Dua tahun yang lalu saat saya masih ditempatkan di kantor pusat Sudirman, maka praktis tiap pagi sore saya menjadi pengguna setia KRL Jabodetabek. Bagaimana tidak, jarak tempuh dari Lenteng Agung ke Sudirman cukup jauh. Tidak terbayang jika harus menembus kemacetan Jakarta lewat jalur kendaraan bermotor. Maka solusinya adalah jadi anak kereta. Pukul 05.15 pagi maka saya sudah nongkrong kece di Stasiun UP dan sore hari ketika selesai tutup kas, maka pukul 17.00 lewat-lewat dikit laaahh.

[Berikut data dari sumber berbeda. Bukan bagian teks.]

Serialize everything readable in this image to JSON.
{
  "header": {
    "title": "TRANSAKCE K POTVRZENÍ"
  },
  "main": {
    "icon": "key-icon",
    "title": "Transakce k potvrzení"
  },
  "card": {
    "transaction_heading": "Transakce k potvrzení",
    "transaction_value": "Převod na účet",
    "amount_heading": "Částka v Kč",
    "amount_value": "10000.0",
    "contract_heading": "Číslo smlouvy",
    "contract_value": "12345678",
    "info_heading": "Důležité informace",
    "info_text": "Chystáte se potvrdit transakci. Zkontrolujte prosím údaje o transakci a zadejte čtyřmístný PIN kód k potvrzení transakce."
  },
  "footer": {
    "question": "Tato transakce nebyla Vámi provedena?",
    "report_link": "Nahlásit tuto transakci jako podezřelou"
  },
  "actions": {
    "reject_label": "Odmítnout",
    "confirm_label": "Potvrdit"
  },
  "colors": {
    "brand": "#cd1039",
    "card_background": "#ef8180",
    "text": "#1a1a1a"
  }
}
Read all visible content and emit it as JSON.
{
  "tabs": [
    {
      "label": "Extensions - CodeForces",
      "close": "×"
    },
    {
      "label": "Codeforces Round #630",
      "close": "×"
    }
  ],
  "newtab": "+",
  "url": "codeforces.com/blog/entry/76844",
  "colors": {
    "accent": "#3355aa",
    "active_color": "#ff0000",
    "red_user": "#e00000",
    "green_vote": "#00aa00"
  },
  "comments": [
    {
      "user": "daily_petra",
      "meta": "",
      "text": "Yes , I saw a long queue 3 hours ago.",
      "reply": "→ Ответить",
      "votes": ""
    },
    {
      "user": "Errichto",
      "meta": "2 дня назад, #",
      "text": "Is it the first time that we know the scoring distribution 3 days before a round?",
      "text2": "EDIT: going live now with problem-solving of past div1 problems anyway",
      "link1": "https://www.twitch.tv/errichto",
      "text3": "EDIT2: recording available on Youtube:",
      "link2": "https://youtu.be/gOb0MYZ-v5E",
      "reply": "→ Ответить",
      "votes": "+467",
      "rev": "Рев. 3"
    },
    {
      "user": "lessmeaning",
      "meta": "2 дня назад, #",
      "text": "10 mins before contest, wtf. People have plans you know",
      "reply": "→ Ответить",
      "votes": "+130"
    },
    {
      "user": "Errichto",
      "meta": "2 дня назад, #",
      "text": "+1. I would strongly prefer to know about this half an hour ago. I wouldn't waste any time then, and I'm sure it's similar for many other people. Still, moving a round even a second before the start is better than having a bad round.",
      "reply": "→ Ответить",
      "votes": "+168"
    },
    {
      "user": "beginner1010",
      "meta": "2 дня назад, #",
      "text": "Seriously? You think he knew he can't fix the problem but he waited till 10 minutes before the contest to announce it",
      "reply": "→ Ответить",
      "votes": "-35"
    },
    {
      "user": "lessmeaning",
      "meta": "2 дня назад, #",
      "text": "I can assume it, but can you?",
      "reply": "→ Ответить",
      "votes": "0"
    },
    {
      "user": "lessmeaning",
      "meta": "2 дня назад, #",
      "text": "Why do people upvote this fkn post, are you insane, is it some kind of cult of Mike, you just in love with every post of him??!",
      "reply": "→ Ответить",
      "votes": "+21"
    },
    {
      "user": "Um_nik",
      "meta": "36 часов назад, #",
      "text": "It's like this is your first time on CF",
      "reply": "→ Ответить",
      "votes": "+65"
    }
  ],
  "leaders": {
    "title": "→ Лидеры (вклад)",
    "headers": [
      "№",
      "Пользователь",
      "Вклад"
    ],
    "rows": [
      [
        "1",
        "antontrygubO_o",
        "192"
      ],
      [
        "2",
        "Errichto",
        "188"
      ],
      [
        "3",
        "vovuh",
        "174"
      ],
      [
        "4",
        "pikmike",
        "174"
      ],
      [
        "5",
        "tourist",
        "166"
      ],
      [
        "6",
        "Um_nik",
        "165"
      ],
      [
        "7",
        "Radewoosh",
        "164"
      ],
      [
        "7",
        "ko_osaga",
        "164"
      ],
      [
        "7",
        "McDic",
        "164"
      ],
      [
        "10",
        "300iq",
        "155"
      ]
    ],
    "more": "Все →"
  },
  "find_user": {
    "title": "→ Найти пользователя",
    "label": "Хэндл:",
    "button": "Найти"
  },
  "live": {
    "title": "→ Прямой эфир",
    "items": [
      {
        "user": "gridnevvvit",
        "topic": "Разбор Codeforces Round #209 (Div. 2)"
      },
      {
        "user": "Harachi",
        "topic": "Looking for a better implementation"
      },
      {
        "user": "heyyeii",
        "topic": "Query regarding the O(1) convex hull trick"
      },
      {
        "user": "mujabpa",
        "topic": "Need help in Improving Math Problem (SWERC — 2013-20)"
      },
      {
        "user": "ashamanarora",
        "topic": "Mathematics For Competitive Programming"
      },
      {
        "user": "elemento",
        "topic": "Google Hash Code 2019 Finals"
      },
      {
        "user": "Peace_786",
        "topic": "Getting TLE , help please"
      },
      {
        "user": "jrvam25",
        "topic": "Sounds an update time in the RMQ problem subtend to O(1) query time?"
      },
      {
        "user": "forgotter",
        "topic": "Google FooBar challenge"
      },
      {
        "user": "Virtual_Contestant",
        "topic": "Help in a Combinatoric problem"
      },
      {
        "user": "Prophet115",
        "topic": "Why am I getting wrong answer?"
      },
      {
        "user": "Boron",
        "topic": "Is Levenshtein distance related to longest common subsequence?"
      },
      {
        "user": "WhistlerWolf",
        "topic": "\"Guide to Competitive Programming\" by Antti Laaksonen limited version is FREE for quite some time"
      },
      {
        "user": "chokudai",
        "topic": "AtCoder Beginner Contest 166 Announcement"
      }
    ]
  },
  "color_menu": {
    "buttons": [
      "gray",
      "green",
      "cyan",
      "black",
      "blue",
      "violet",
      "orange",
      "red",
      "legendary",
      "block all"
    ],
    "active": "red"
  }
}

Jaman dulu masih ada adegan kereta ekonomi dengan massa penumpang yang anarkhis dengan manjat-manjat atap gerbong kereta, sampai banyak kejadian kesengat listrik dari atap, namun tak membuat jera juga. Akhirnya Pemprov DKI menghapuskan adanya kereta ekonomi dan menyetarakan dengan Commuterline. Kereta ekonomi tidak difungsikan, namun Commuter yang juga tidak terlalu banyak armadanya, membuat adegan desak-desakan tiap pagi dan sore menjadi hal lumrah.
Awalnya tiket Commuterline bisa dibeli di loket penjualan tiket dengan karcis kertas single trip. Ada pula yang menggunakan fasilitas abodemen dengan membayar bulanan, cocok untuk pengguna Commuterline yang tiap hari naek.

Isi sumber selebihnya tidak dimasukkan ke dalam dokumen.